La redacción y planteamiento del capítulo referente a "El Estado de las Autonomías" adolece de la inconcreción que estamos criticando. Desde los ecos republicanos, en la Hispania de Rajoy siempre ha habido "comunidades de primera" y "comunidades de segunda".

Las alianzas parlamentarias, tanto en los periplos aznaristas y felipistas, han cocido a fuego lento la "patata caliente" que hoy nos incomoda. Estamos, en palabras del camarada, recogiendo los frutos de las diferentes semillas. Diferentes semillas que, con el paso de los tiempos, ha convertido los prados del Derecho en una mezcla anómala de palmeras y limoneros.

Llegados a este punto, es de vital necesidad abrir un proceso reconstituyente para pulir, de una vez por todas, las "ambigüedades constitucionales". Ambigüedades interesadas por todos los firmantes con el objeto de salvar a la España de entonces, de las sombras del Generalísimo.
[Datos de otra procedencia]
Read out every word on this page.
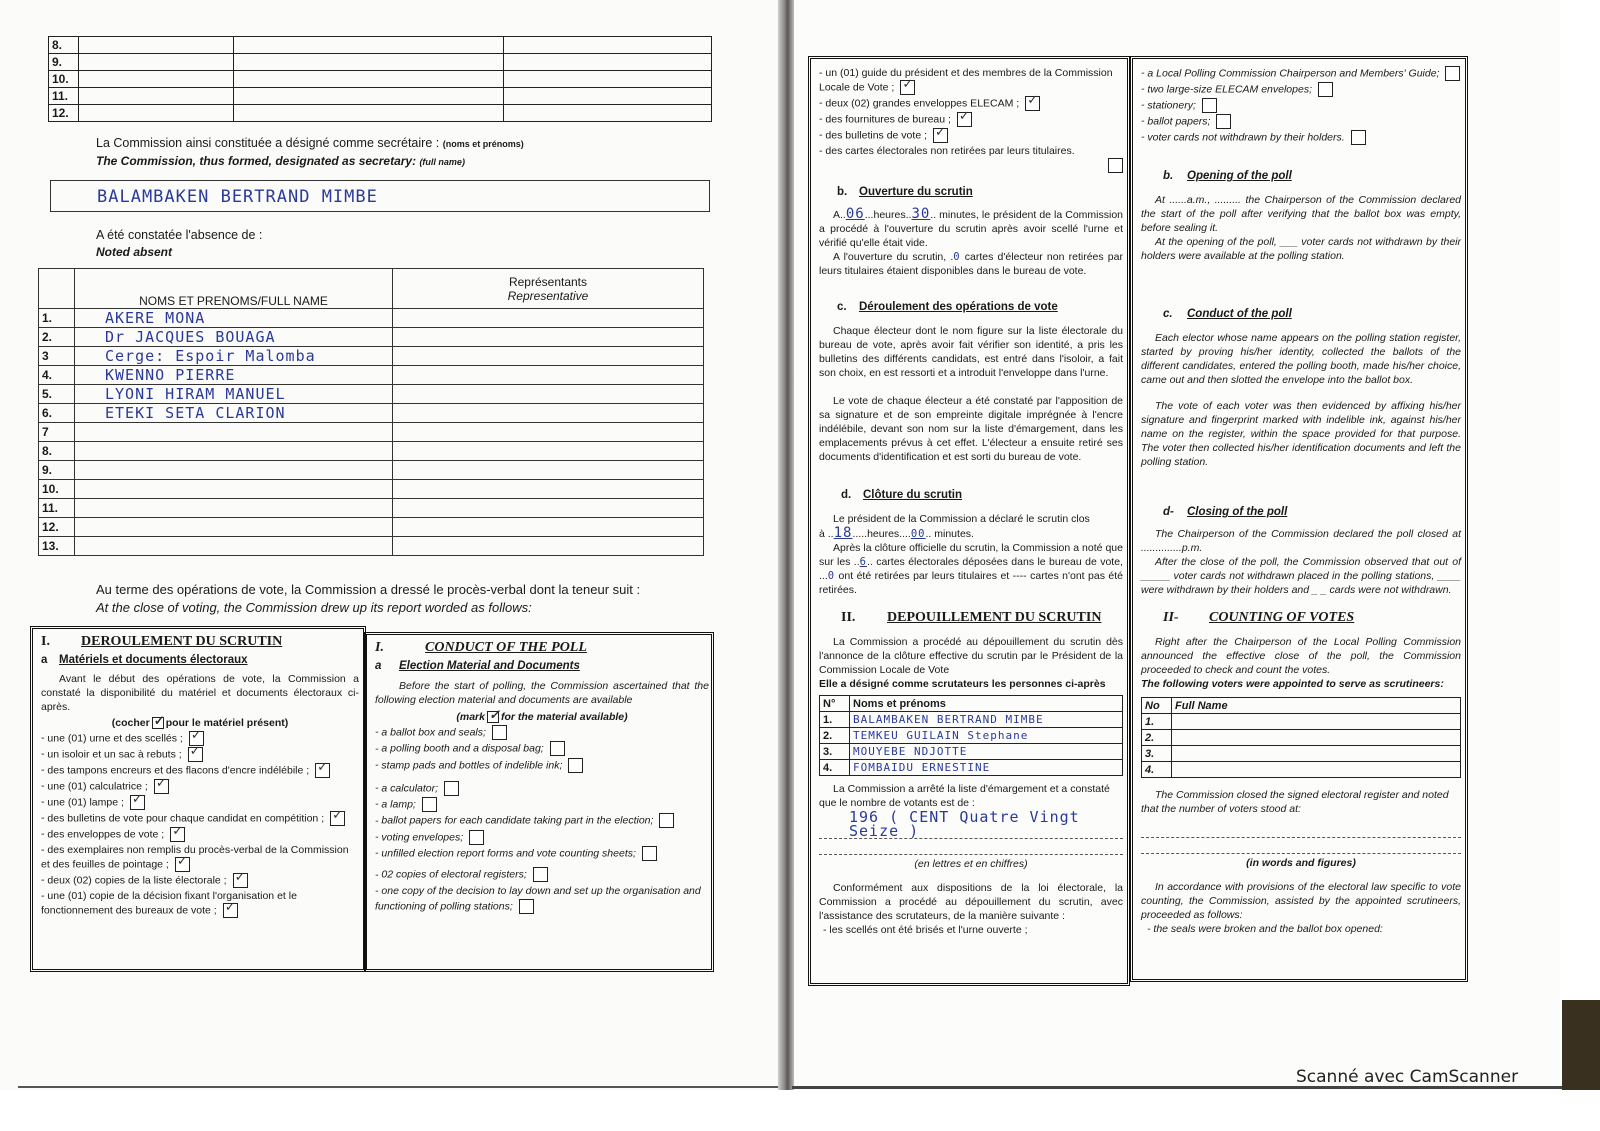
8.			
9.			
10.			
11.			
12.			
La Commission ainsi constituée a désigné comme secrétaire : (noms et prénoms)
The Commission, thus formed, designated as secretary: (full name)
BALAMBAKEN BERTRAND MIMBE
A été constatée l'absence de :
Noted absent
	NOMS ET PRENOMS/FULL NAME	Représentants
Representative

1.	AKERE MONA	
2.	Dr JACQUES BOUAGA	
3	Cerge: Espoir Malomba	
4.	KWENNO PIERRE	
5.	LYONI HIRAM MANUEL	
6.	ETEKI SETA CLARION	
7		
8.		
9.		
10.		
11.		
12.		
13.		
Au terme des opérations de vote, la Commission a dressé le procès-verbal dont la teneur suit :
At the close of voting, the Commission drew up its report worded as follows:
I. DEROULEMENT DU SCRUTIN
a Matériels et documents électoraux
Avant le début des opérations de vote, la Commission a constaté la disponibilité du matériel et documents électoraux ci-après.
(cocher ✓ pour le matériel présent)
- une (01) urne et des scellés ;✓
- un isoloir et un sac à rebuts ;✓
- des tampons encreurs et des flacons d'encre indélébile ;✓
- une (01) calculatrice ;✓
- une (01) lampe ;✓
- des bulletins de vote pour chaque candidat en compétition ;✓
- des enveloppes de vote ;✓
- des exemplaires non remplis du procès-verbal de la Commission et des feuilles de pointage ;✓
- deux (02) copies de la liste électorale ;✓
- une (01) copie de la décision fixant l'organisation et le fonctionnement des bureaux de vote ;✓
I.	CONDUCT OF THE POLL
a Election Material and Documents
Before the start of polling, the Commission ascertained that the following election material and documents are available
(mark ✓ for the material available)
- a ballot box and seals;
- a polling booth and a disposal bag;
- stamp pads and bottles of indelible ink;
- a calculator;
- a lamp;
- ballot papers for each candidate taking part in the election;
- voting envelopes;
- unfilled election report forms and vote counting sheets;
- 02 copies of electoral registers;
- one copy of the decision to lay down and set up the organisation and functioning of polling stations;
- un (01) guide du président et des membres de la Commission Locale de Vote ;✓
- deux (02) grandes enveloppes ELECAM ;✓
- des fournitures de bureau ;✓
- des bulletins de vote ;✓
- des cartes électorales non retirées par leurs titulaires.
b. Ouverture du scrutin
A..06...heures..30.. minutes, le président de la Commission a procédé à l'ouverture du scrutin après avoir scellé l'urne et vérifié qu'elle était vide.
A l'ouverture du scrutin, .0 cartes d'électeur non retirées par leurs titulaires étaient disponibles dans le bureau de vote.
c. Déroulement des opérations de vote
Chaque électeur dont le nom figure sur la liste électorale du bureau de vote, après avoir fait vérifier son identité, a pris les bulletins des différents candidats, est entré dans l'isoloir, a fait son choix, en est ressorti et a introduit l'enveloppe dans l'urne.
Le vote de chaque électeur a été constaté par l'apposition de sa signature et de son empreinte digitale imprégnée à l'encre indélébile, devant son nom sur la liste d'émargement, dans les emplacements prévus à cet effet. L'électeur a ensuite retiré ses documents d'identification et est sorti du bureau de vote.
d. Clôture du scrutin
Le président de la Commission a déclaré le scrutin clos
à ..18.....heures....00.. minutes.
Après la clôture officielle du scrutin, la Commission a noté que sur les ..6.. cartes électorales déposées dans le bureau de vote, ...0 ont été retirées par leurs titulaires et ---- cartes n'ont pas été retirées.
II. DEPOUILLEMENT DU SCRUTIN
La Commission a procédé au dépouillement du scrutin dès l'annonce de la clôture effective du scrutin par le Président de la Commission Locale de Vote
Elle a désigné comme scrutateurs les personnes ci-après
N°	Noms et prénoms
1.	BALAMBAKEN BERTRAND MIMBE
2.	TEMKEU GUILAIN Stephane
3.	MOUYEBE NDJOTTE
4.	FOMBAIDU ERNESTINE
La Commission a arrêté la liste d'émargement et a constaté que le nombre de votants est de :
196 ( CENT Quatre Vingt Seize )
(en lettres et en chiffres)
Conformément aux dispositions de la loi électorale, la Commission a procédé au dépouillement du scrutin, avec l'assistance des scrutateurs, de la manière suivante :
- les scellés ont été brisés et l'urne ouverte ;
- a Local Polling Commission Chairperson and Members' Guide;
- two large-size ELECAM envelopes;
- stationery;
- ballot papers;
- voter cards not withdrawn by their holders.
b. Opening of the poll
At ......a.m., ......... the Chairperson of the Commission declared the start of the poll after verifying that the ballot box was empty, before sealing it.
At the opening of the poll, ___ voter cards not withdrawn by their holders were available at the polling station.
c. Conduct of the poll
Each elector whose name appears on the polling station register, started by proving his/her identity, collected the ballots of the different candidates, entered the polling booth, made his/her choice, came out and then slotted the envelope into the ballot box.
The vote of each voter was then evidenced by affixing his/her signature and fingerprint marked with indelible ink, against his/her name on the register, within the space provided for that purpose. The voter then collected his/her identification documents and left the polling station.
d- Closing of the poll
The Chairperson of the Commission declared the poll closed at ..............p.m.
After the close of the poll, the Commission observed that out of _____ voter cards not withdrawn placed in the polling stations, ____ were withdrawn by their holders and _ _ cards were not withdrawn.
II- COUNTING OF VOTES
Right after the Chairperson of the Local Polling Commission announced the effective close of the poll, the Commission proceeded to check and count the votes.
The following voters were appointed to serve as scrutineers:
No	Full Name
1.	
2.	
3.	
4.	
The Commission closed the signed electoral register and noted that the number of voters stood at:
(in words and figures)
In accordance with provisions of the electoral law specific to vote counting, the Commission, assisted by the appointed scrutineers, proceeded as follows:
- the seals were broken and the ballot box opened:
Scanné avec CamScanner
Solamente así, limando las asperezas que se quedaron en el tintero, podremos mirar para nuestros adentros y repensar, con los ojos de la crítica, la España que queremos. Una España repensada, tanto por españoles y catalanes como por españoles o catalanes, para ser reconstruida con las voces ciudadanas.

La nueva Constitución debería distinguirse por los rasgos de "concreción" y "flexibilidad", en contraposición con los de "ambigüedad" y "rigidez", que son los que tenemos. Una nueva Carta Suprema concreta y flexible serviría para que los catalanes expresasen sus sentimientos internos y el resto, nosotros, expresemos los nuestros como compañeros "legítimos" de piso.

Ahora bien, ni a Rajoy ni a Rubalcaba –tanto monta, monta tanto- les interesa el proceso reconstituyente. No les interesa porque ello supondría más democracia y menos poder para su silla y, al mismo tiempo, supondría más miedo para sus sueños ante la pérdida inminente del último de sus feudos.

El último bastión territorial duele, tal y como nos ocurrió en los tiempos decimonónicos. Por ello, por el miedo de algunos y por intereses económicos de otros, más de uno desearía que nunca se hicieran las dos preguntas "malditas".